QS At-Taubah ayat 18 adalah sebuah pernyataan teologis dan sosiologis yang mendalam mengenai hakikat ibadah dan kepemimpinan dalam Islam. Ayat ini mengajarkan bahwa memakmurkan masjid adalah ibadah yang menggabungkan akidah murni (Iman), ibadah ritual (Shalat), tanggung jawab sosial (Zakat), kerja keras fisik (Imarah Hissiyah), dan integritas tanpa cela (Lam Yakhsya Illallah).
Hanya dengan menyatukan kelima elemen ini secara harmonis, seorang hamba dapat berharap untuk meraih predikat tertinggi yang dijanjikan, yaitu termasuk golongan orang-orang yang senantiasa mendapat petunjuk (Al-Muhtadiin). Petunjuk ini adalah bekal terpenting seorang mukmin, yang memastikan bahwa setiap langkahnya, baik di dalam maupun di luar masjid, selalu selaras dengan kehendak dan ridha Allah SWT.
Masjid bukanlah akhir dari perjalanan seorang mukmin, melainkan titik awal dan pusat perbekalan.
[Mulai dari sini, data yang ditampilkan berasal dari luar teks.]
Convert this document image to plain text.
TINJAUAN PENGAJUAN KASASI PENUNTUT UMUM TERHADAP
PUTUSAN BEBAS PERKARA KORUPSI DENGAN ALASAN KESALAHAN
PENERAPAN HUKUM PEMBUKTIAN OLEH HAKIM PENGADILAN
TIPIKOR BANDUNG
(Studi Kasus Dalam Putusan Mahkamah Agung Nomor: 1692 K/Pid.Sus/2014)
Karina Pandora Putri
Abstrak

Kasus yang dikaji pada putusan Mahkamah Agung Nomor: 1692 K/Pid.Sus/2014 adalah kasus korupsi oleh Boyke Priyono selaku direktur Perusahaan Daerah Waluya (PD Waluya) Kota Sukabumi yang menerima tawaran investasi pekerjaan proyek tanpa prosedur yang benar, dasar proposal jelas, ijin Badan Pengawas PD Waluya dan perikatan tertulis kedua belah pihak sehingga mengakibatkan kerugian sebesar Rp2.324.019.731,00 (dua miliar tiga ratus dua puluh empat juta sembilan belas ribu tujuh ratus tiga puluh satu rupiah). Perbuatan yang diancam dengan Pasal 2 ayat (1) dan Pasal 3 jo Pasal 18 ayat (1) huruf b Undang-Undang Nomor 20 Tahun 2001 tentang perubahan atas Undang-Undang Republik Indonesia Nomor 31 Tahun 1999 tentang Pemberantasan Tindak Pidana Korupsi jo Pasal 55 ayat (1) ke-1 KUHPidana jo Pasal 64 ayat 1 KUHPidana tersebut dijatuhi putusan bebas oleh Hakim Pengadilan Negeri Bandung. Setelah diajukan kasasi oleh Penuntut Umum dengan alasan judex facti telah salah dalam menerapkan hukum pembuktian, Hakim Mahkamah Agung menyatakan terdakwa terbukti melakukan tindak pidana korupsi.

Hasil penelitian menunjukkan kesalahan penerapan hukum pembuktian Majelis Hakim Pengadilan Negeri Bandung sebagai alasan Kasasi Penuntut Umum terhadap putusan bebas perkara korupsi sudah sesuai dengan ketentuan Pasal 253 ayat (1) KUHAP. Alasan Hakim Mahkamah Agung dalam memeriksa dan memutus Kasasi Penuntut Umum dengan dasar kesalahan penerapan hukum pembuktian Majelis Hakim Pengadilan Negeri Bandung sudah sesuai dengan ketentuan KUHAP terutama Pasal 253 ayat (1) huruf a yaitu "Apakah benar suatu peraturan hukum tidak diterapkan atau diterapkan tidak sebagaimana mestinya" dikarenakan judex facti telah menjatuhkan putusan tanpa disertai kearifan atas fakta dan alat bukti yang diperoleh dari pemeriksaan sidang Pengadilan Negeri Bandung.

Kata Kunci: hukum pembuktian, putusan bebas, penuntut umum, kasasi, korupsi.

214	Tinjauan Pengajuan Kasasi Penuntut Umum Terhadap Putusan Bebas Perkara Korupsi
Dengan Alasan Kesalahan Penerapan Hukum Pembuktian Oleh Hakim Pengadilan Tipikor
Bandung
Sebagaimana seorang pelaut membutuhkan mercusuar untuk kembali ke pelabuhan, umat membutuhkan masjid yang dimakmurkan oleh hamba-hamba Allah yang tulus dan berani, agar mereka tidak tersesat dalam lautan fitnah dunia. Inilah janji abadi yang termaktub dalam firman Allah SWT.